Debemos orientar la dieta a los alimentos que facilitan la quema de
calorías sin contribuir al almacenamiento de grasa. Estos incluyen el
pescado, los granos enteros, frutas y vegetales. Por otro lado, debemos
evitar los alimentos con alto contenido de grasas y de calorías ya que
enlentecen el metabolismo y contribuyen al almacenaje de grasa.
Balance de alimentos
Las investigaciones sugieren que la relación entre la cantidad de
carbohidratos, grasas y proteínas en la dieta puede llegar a ser más
importante que el total de las calorías que se consumen.
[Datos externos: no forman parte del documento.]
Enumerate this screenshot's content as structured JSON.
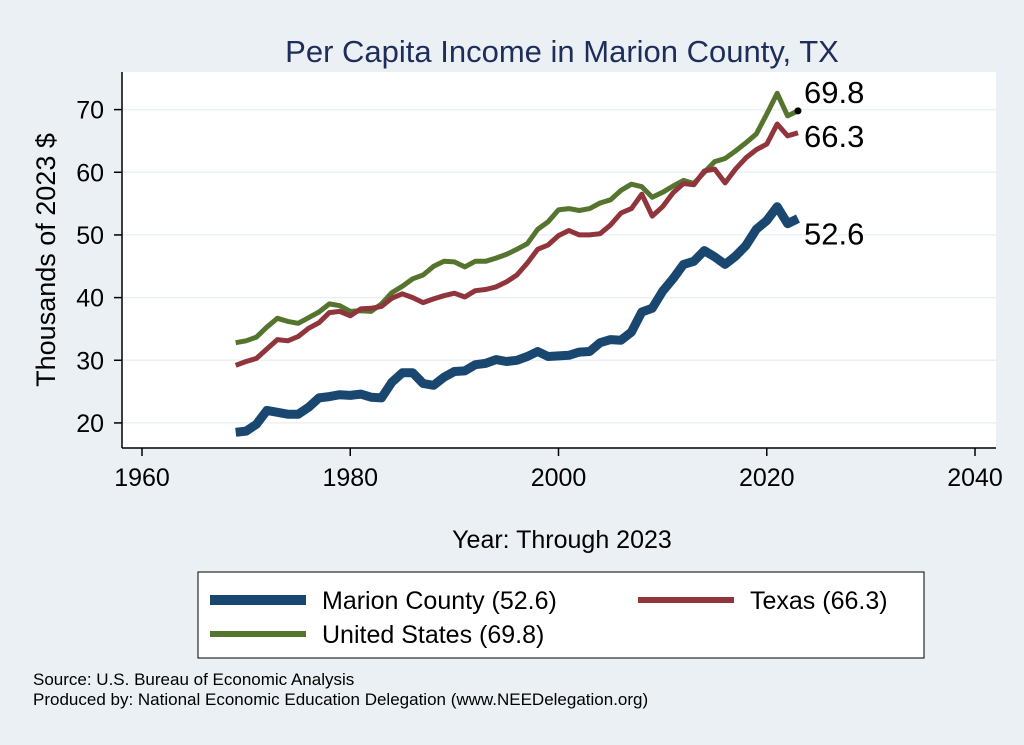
{
  "chart_data": {
    "type": "line",
    "title": "Per Capita Income in Marion County, TX",
    "xlabel": "Year: Through 2023",
    "ylabel": "Thousands of 2023 $",
    "xlim": [
      1960,
      2040
    ],
    "ylim": [
      16,
      76
    ],
    "xticks": [
      1960,
      1980,
      2000,
      2020,
      2040
    ],
    "yticks": [
      20,
      30,
      40,
      50,
      60,
      70
    ],
    "grid": true,
    "legend_position": "bottom",
    "x": [
      1969,
      1970,
      1971,
      1972,
      1973,
      1974,
      1975,
      1976,
      1977,
      1978,
      1979,
      1980,
      1981,
      1982,
      1983,
      1984,
      1985,
      1986,
      1987,
      1988,
      1989,
      1990,
      1991,
      1992,
      1993,
      1994,
      1995,
      1996,
      1997,
      1998,
      1999,
      2000,
      2001,
      2002,
      2003,
      2004,
      2005,
      2006,
      2007,
      2008,
      2009,
      2010,
      2011,
      2012,
      2013,
      2014,
      2015,
      2016,
      2017,
      2018,
      2019,
      2020,
      2021,
      2022,
      2023
    ],
    "series": [
      {
        "name": "Marion County",
        "legend_label": "Marion County (52.6)",
        "end_label": "52.6",
        "color": "#1a476f",
        "width": 9,
        "values": [
          18.5,
          18.7,
          19.8,
          22.0,
          21.7,
          21.4,
          21.4,
          22.5,
          24.0,
          24.2,
          24.5,
          24.4,
          24.6,
          24.1,
          24.0,
          26.5,
          28.0,
          28.0,
          26.3,
          26.0,
          27.3,
          28.2,
          28.3,
          29.3,
          29.5,
          30.1,
          29.8,
          30.0,
          30.6,
          31.4,
          30.6,
          30.7,
          30.8,
          31.3,
          31.4,
          32.8,
          33.3,
          33.2,
          34.5,
          37.7,
          38.3,
          41.0,
          43.0,
          45.3,
          45.8,
          47.5,
          46.5,
          45.3,
          46.6,
          48.3,
          50.9,
          52.3,
          54.5,
          51.8,
          52.6
        ]
      },
      {
        "name": "Texas",
        "legend_label": "Texas (66.3)",
        "end_label": "66.3",
        "color": "#90353b",
        "width": 5,
        "values": [
          29.2,
          29.8,
          30.3,
          31.8,
          33.3,
          33.1,
          33.8,
          35.1,
          36.0,
          37.6,
          37.8,
          37.1,
          38.2,
          38.3,
          38.6,
          39.9,
          40.6,
          40.0,
          39.2,
          39.8,
          40.3,
          40.7,
          40.1,
          41.1,
          41.3,
          41.7,
          42.5,
          43.6,
          45.5,
          47.7,
          48.4,
          49.9,
          50.7,
          50.0,
          50.0,
          50.2,
          51.6,
          53.5,
          54.2,
          56.5,
          53.0,
          54.5,
          56.7,
          58.2,
          58.0,
          60.2,
          60.5,
          58.3,
          60.5,
          62.3,
          63.6,
          64.5,
          67.7,
          65.8,
          66.3
        ]
      },
      {
        "name": "United States",
        "legend_label": "United States (69.8)",
        "end_label": "69.8",
        "color": "#55752f",
        "width": 5,
        "values": [
          32.8,
          33.1,
          33.7,
          35.3,
          36.7,
          36.2,
          35.9,
          36.8,
          37.7,
          39.0,
          38.7,
          37.8,
          37.9,
          37.8,
          39.0,
          40.8,
          41.8,
          43.0,
          43.6,
          45.0,
          45.8,
          45.7,
          44.9,
          45.8,
          45.8,
          46.3,
          46.9,
          47.7,
          48.6,
          50.9,
          52.1,
          54.0,
          54.2,
          53.9,
          54.2,
          55.1,
          55.6,
          57.1,
          58.1,
          57.7,
          56.0,
          56.8,
          57.8,
          58.7,
          58.2,
          60.0,
          61.7,
          62.2,
          63.4,
          64.7,
          66.1,
          69.3,
          72.6,
          69.0,
          69.8
        ]
      }
    ]
  },
  "footer": {
    "source": "Source: U.S. Bureau of Economic Analysis",
    "produced_by": "Produced by: National Economic Education Delegation (www.NEEDelegation.org)"
  }
}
Es por esto que se
dice que no todas las calorías son iguales. Por ejemplo, a igualdad de
calorías, las grasas engordan más que las proteínas y los carbohidratos: 900
calorías a base de 100 gramos de grasa se transforman en más grasa que las
mismas calorías a base de 230 gramos de carbohidratos. Esto es debido a que
el cuerpo metaboliza los alimentos de manera diferente:
Carbohidratos
Cuando las células necesitan energía, primeramente descomponen los hidratos
de carbono, luego queman las grasas, y posteriormente las proteínas. El
cuerpo convierte los carbohidratos en una forma de azúcar llamada glucosa
debido a que es más fácil de utilizarla como combustible por su cuerpo. El
exceso de carbohidratos y grasa se convierten en grasa corporal y se
almacenan.
Grasas
Desafortunadamente, el cuerpo convierte las grasas que comemos en la grasa
corporal muy eficientemente. Sin embargo, al hacer ejercicio y comer
saludablemente se queman las reservas de grasa y se aumenta el metabolismo.
Proteínas.
Una comida compuesta de proteínas puede quemar hasta 25% de las calorías de
la comida en el proceso de la digestión y absorción. Comer solamente
proteínas inhibe la capacidad del cuerpo para acceder a las vitaminas y
minerales que son esenciales para una salud óptima, sin embargo, el
incremento en el consumo de proteínas puede aumentar ligeramente el
metabolismo.
La recomendación estándar para un balance apropiado es mantener
30% de proteínas, 40% de carbohidratos, y 30% de grasas saludables.
Es preferible una cena ligera consumida como mínimo 2 horas antes de
acostarse y pobre en hidratos de carbono. Esto se debe a 2 razones:
Durante la noche, el metabolismo se reduce y el consumo calórico es muy
limitado, por lo que cualquier exceso, por mínimo que sea, podría
transformarse fácilmente en grasa.
Además durante la noche, la liberación de la hormona del crecimiento
ayuda a reconstruir los músculos y a quemar la grasa.
En cambio, la elevación de la glicemia que sigue a una comida rica en
hidratos de carbono inhibe la producción de la hormona del crecimiento.